Consent for Treatment
I authorize River Rock Treatment to evaluate, treat, and perform all clinical services including but not limited to individual therapy, group therapy, coaching, family therapy, holistic therapies, and adjunctive therapies deemed necessary in the evaluation and treatment of substance use and co-occurring mental health disorders.
River Rock Treatment does not discriminate on the basis of race, sex, creed, color, sexual orientation, or national origin when admitting clients to its programs. River Rock Treatment provides an outpatient and/or intensive outpatient level of care (between 1-25 hours of service per week). Clients who require medical services, detoxification, psychiatric or inpatient treatment may be referred to another agency. I understand that if admitted to River Rock Treatment, I will be offered ongoing resources to ensure my recovery post-discharge.
River Rock Treatment believes that to provide the highest level of care possible, assessment and evaluation (initial and ongoing) is vital to my successful treatment episode. As services are customized to each client, the assessment and evaluation process must be completed prior to treatment services being offered. I understand that there will be ongoing evaluation during my treatment episode to maintain the most comprehensive understanding of my needs during treatment.
Treatment planning and treatment recommendations are based off a person-centered, collaborative process between client and treatment team. River Rock Treatment believes in an empowering and motivational approach, always taking into consideration what I want out of treatment. I understand that River Rock Treatment may make suggestions based off assessment, evaluation, behavior, and other factors, but will always strive to work together with me in order to create the most effective treatment planning process possible.
By signing this Consent, I am agreeing to accept the care provided by River Rock Treatment. I have the right at any time to rescind this consent and discontinue my treatment. I have the freedom to choose what I would like to address as my goals in treatment and to refuse suggestions and/or treatments as I see fit. I also understand that continued refusal to participate in treatment, recommendations, or clinical indicated services may lead to clinical intervention and potential discharge from the program.
Therapeutic services involve interventions at emotional, mental, and social levels. Even in successful interventions, I may experience unsettling interruptions in normal patterns, feelings, and social relationships. I understand the risk of these interventions. I understand that I have the right to meet with my therapist or any member of my treatment team individually to discuss uncomfortable feelings and alter my person-centered plan as necessary.
I understand that abstinence from alcohol and drugs is a requirement of the program and agree to submit to any requests for urinalysis. I understand that failure to submit to urinalysis or positive testing may result in my discharge from the program. I have been advised and made aware that urinalysis or positive testing will be at my expense and that I further have the right also at my own expense to have any urine screen re-tested. I understand that this procedure and the results are confidential and covered under Federal laws of confidentiality.

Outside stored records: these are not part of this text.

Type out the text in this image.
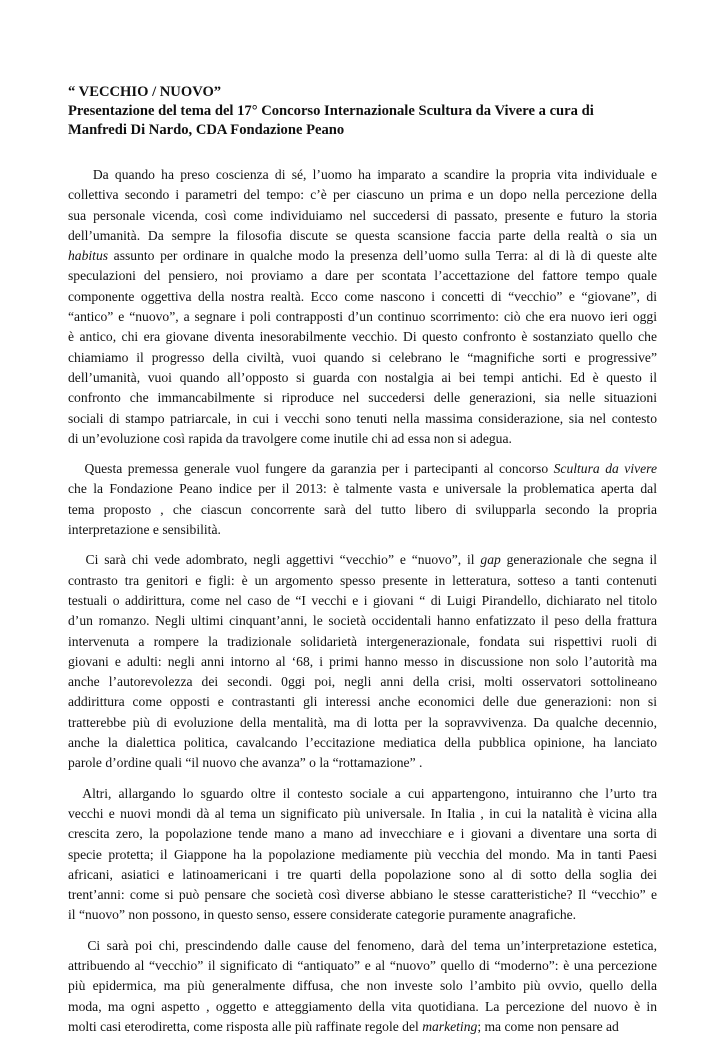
“ VECCHIO / NUOVO”
Presentazione del tema del 17° Concorso Internazionale Scultura da Vivere a cura di
Manfredi Di Nardo, CDA Fondazione Peano
Da quando ha preso coscienza di sé, l’uomo ha imparato a scandire la propria vita individuale e
collettiva secondo i parametri del tempo: c’è per ciascuno un prima e un dopo nella percezione della
sua personale vicenda, così come individuiamo nel succedersi di passato, presente e futuro la storia
dell’umanità. Da sempre la filosofia discute se questa scansione faccia parte della realtà o sia un
habitus assunto per ordinare in qualche modo la presenza dell’uomo sulla Terra: al di là di queste alte
speculazioni del pensiero, noi proviamo a dare per scontata l’accettazione del fattore tempo quale
componente oggettiva della nostra realtà. Ecco come nascono i concetti di “vecchio” e “giovane”, di
“antico” e “nuovo”, a segnare i poli contrapposti d’un continuo scorrimento: ciò che era nuovo ieri oggi
è antico, chi era giovane diventa inesorabilmente vecchio. Di questo confronto è sostanziato quello che
chiamiamo il progresso della civiltà, vuoi quando si celebrano le “magnifiche sorti e progressive”
dell’umanità, vuoi quando all’opposto si guarda con nostalgia ai bei tempi antichi. Ed è questo il
confronto che immancabilmente si riproduce nel succedersi delle generazioni, sia nelle situazioni
sociali di stampo patriarcale, in cui i vecchi sono tenuti nella massima considerazione, sia nel contesto
di un’evoluzione così rapida da travolgere come inutile chi ad essa non si adegua.
Questa premessa generale vuol fungere da garanzia per i partecipanti al concorso Scultura da vivere
che la Fondazione Peano indice per il 2013: è talmente vasta e universale la problematica aperta dal
tema proposto , che ciascun concorrente sarà del tutto libero di svilupparla secondo la propria
interpretazione e sensibilità.
Ci sarà chi vede adombrato, negli aggettivi “vecchio” e “nuovo”, il gap generazionale che segna il
contrasto tra genitori e figli: è un argomento spesso presente in letteratura, sotteso a tanti contenuti
testuali o addirittura, come nel caso de “I vecchi e i giovani “ di Luigi Pirandello, dichiarato nel titolo
d’un romanzo. Negli ultimi cinquant’anni, le società occidentali hanno enfatizzato il peso della frattura
intervenuta a rompere la tradizionale solidarietà intergenerazionale, fondata sui rispettivi ruoli di
giovani e adulti: negli anni intorno al ‘68, i primi hanno messo in discussione non solo l’autorità ma
anche l’autorevolezza dei secondi. 0ggi poi, negli anni della crisi, molti osservatori sottolineano
addirittura come opposti e contrastanti gli interessi anche economici delle due generazioni: non si
tratterebbe più di evoluzione della mentalità, ma di lotta per la sopravvivenza. Da qualche decennio,
anche la dialettica politica, cavalcando l’eccitazione mediatica della pubblica opinione, ha lanciato
parole d’ordine quali “il nuovo che avanza” o la “rottamazione” .
Altri, allargando lo sguardo oltre il contesto sociale a cui appartengono, intuiranno che l’urto tra
vecchi e nuovi mondi dà al tema un significato più universale. In Italia , in cui la natalità è vicina alla
crescita zero, la popolazione tende mano a mano ad invecchiare e i giovani a diventare una sorta di
specie protetta; il Giappone ha la popolazione mediamente più vecchia del mondo. Ma in tanti Paesi
africani, asiatici e latinoamericani i tre quarti della popolazione sono al di sotto della soglia dei
trent’anni: come si può pensare che società così diverse abbiano le stesse caratteristiche? Il “vecchio” e
il “nuovo” non possono, in questo senso, essere considerate categorie puramente anagrafiche.
Ci sarà poi chi, prescindendo dalle cause del fenomeno, darà del tema un’interpretazione estetica,
attribuendo al “vecchio” il significato di “antiquato” e al “nuovo” quello di “moderno”: è una percezione
più epidermica, ma più generalmente diffusa, che non investe solo l’ambito più ovvio, quello della
moda, ma ogni aspetto , oggetto e atteggiamento della vita quotidiana. La percezione del nuovo è in
molti casi eterodiretta, come risposta alle più raffinate regole del marketing; ma come non pensare ad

I have been advised that as a client of River Rock Treatment, I am protected under Federal laws of confidentiality, which means that the program may not disclose any information without my written consent. I further understand that is required to disclose to state authorities any information if the following conditions exists: Information about a crime committed by me or another client of the program or against any staff member. Threats to commit a crime or an act of violence. Information concerning actual or suspected, child or elder, abuse or neglect. I understand that my records are protected under Federal Confidentiality Regulations (42 U.S.C 290dd-3 and 42 U.S.C. 290ee-3 for Federal Laws and 42 CFR Part 2 for Federal Regulations) published August 10, 1997; and cannot be disclosed without written consent unless other provided in the regulations. I understand that my medical records may contain information concerning my psychiatric, psychological, drug or alcohol abuse, HIV/AIDS and or related conditions. In the case of severe medical emergency, I have listed my emergency notification person on the Client Intake Sheet and do authorize River Rock Treatment to contact the party.
I understand that River Rock Treatment staff work as a team in order to provide the highest quality services to me. This means that my treatment team will consist of a variety of professionals, multi-disciplinary in nature, that will be discussed, sharing information, strategizing, and working together so I may have a successful treatment episode. I understand information shared with one staff member will not be confidential from the rest of the treatment team members.